Search code examples
rintervals

How to convert numbers of values to be its intervals that it falls into in R?


I am dealing a problem that assigns serval numbers in a column to be its corresponding characterized intervals. The intervals and its original values examples are shown below

VehicleDriverCarrierPremium_Interval<-c("(Null)",">= 0, <100",">= 100, < 200",">= 200, < 300",">= 300, < 400",">= 400, < 500",">= 500, < 600",">= 600, < 700",">= 700, < 800",">= 800, < 900")
VehicleDriverCarrierPremium<-c(423,12,NA,535,231,875)

What I want at the end would be like this:

VehicleDriverCarrierPremium [1] ">= 400, < 500" ">= 0, <100" "(Null)" ">= 500, < 600" ">= 200, < 300" ">= 800, < 900"

The problems are the original values is from 0 to 50000, and the interval levels actually do not have certain patterns, the length of the intervals will be changed as the value get larger. And there is a comma if the value is great than 1000. For example, the last two intervals are:

">= 9,000, <10,000", ">= 10,000, <50,000"

What I have done so far is very manual, I divide the different intervals into several groups and use the if and for statement to convert the original values to be its corresponding intervals. But when the levels of intervals and length of intervals changed, I have to changed manually.
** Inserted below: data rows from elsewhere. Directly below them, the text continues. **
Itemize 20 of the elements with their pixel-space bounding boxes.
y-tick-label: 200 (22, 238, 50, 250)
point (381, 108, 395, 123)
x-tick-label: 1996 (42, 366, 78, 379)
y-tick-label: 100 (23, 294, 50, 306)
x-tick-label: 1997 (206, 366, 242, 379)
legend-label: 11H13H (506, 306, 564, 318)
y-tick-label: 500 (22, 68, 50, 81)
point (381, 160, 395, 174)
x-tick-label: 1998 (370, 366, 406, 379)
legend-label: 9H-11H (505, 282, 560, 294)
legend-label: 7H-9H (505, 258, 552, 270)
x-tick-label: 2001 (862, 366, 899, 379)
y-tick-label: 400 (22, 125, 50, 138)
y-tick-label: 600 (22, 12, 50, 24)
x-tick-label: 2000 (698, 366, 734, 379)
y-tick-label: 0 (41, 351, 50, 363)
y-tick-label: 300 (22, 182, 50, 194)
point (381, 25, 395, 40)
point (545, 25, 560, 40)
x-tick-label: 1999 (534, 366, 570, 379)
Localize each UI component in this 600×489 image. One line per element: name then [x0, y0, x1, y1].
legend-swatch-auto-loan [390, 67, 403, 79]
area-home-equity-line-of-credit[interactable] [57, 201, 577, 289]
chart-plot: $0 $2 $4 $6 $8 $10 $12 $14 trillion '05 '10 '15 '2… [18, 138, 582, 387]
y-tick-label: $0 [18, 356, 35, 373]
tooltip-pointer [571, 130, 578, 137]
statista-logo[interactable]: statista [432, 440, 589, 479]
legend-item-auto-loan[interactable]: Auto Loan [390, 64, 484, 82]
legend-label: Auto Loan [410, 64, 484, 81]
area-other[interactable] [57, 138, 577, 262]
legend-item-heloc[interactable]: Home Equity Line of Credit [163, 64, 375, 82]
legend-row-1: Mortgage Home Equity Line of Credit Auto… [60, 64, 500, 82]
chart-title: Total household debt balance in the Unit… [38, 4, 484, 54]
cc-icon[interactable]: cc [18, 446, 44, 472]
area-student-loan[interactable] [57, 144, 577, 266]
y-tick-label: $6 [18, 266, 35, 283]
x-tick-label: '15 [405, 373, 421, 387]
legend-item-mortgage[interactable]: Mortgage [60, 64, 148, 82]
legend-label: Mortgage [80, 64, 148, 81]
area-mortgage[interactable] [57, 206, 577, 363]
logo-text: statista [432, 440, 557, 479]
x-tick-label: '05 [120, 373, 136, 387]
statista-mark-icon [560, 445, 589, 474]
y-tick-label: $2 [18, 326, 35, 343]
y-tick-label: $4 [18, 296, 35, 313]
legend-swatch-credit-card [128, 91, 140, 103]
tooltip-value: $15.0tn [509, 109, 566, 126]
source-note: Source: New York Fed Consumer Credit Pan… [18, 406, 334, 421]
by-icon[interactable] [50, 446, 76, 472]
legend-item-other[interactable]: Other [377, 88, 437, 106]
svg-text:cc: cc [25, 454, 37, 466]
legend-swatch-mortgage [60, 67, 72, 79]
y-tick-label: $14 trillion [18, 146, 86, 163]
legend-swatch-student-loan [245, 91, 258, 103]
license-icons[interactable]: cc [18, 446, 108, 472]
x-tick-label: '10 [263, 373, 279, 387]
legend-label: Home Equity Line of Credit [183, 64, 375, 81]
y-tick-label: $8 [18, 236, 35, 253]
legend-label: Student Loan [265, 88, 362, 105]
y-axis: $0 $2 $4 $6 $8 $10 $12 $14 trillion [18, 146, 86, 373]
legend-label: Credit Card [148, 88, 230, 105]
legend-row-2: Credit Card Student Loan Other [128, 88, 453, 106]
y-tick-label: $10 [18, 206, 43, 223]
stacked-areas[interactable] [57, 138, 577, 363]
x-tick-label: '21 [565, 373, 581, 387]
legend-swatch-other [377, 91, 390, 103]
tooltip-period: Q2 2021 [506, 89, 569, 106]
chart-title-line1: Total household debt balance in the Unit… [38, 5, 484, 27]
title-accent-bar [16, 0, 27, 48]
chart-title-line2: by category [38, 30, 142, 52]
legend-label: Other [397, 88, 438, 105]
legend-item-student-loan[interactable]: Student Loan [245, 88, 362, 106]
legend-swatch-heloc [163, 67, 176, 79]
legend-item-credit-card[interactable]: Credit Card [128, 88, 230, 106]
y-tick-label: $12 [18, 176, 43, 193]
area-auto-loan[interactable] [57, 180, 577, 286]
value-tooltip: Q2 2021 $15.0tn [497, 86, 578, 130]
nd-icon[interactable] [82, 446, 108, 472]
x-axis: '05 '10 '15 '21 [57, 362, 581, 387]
So I am wondering if there is any better way can read the levels of intervals first, whose type is character. And then change the original values that falls into its corresponding intervals to be its interval.

Please let me know if you have any more information. Thank you!


Solution

  • Ok here is a different approach. I am quite sure there are easier way and more efficient. I am using tidyverse to transform your character interval into 2 columns begin and end.

    library(tidyverse)
    tibble(int_ID = c(">= 0, <100",
                  ">= 100, <200",
                  ">= 200, <1,000",
                  ">= 1,000, <2,000",
                  ">= 2,000, <3,000",
                  ">= 3,000, <5,000",
                  ">= 5,000, <50,000")) %>% 
      separate(int_ID, into=c("begin","end"), ", ",remove = FALSE) %>% 
      mutate(begin = str_sub(begin,4)) %>% 
      mutate(end = str_sub(end,2)) %>% 
      mutate_at(vars(begin,end),~as.integer(str_remove(.,","))) -> intervals
    
    VehicleDriverCarrierPremium_factor <- c()
    for(i in 1:length(VehicleDriverCarrierPremium) ){ # for each element
      print(VehicleDriverCarrierPremium[i])
      if(!is.na(VehicleDriverCarrierPremium[i])){
        for (j in 1:length(intervals$int_ID)){ # we test on which interval he goes
          if(VehicleDriverCarrierPremium[i]>= intervals$begin[j] & VehicleDriverCarrierPremium[i] < intervals$end[j]){
            VehicleDriverCarrierPremium_factor <- c(VehicleDriverCarrierPremium_factor, intervals$int_ID[j])
          }
        }
        }else{
          VehicleDriverCarrierPremium_factor <- c(VehicleDriverCarrierPremium_factor, "(Null)")
    
      }
      print(VehicleDriverCarrierPremium_factor)
    }
    
    VehicleDriverCarrierPremium<-c(423,12,NA,535,231,875,9000)
    

    It might take a while if you have ten of thousands of values to categorize and hundreds of interval. Even with this code we can do a lot better in term of performance if you need it.

    Hopes it is what you wanted.

    Tom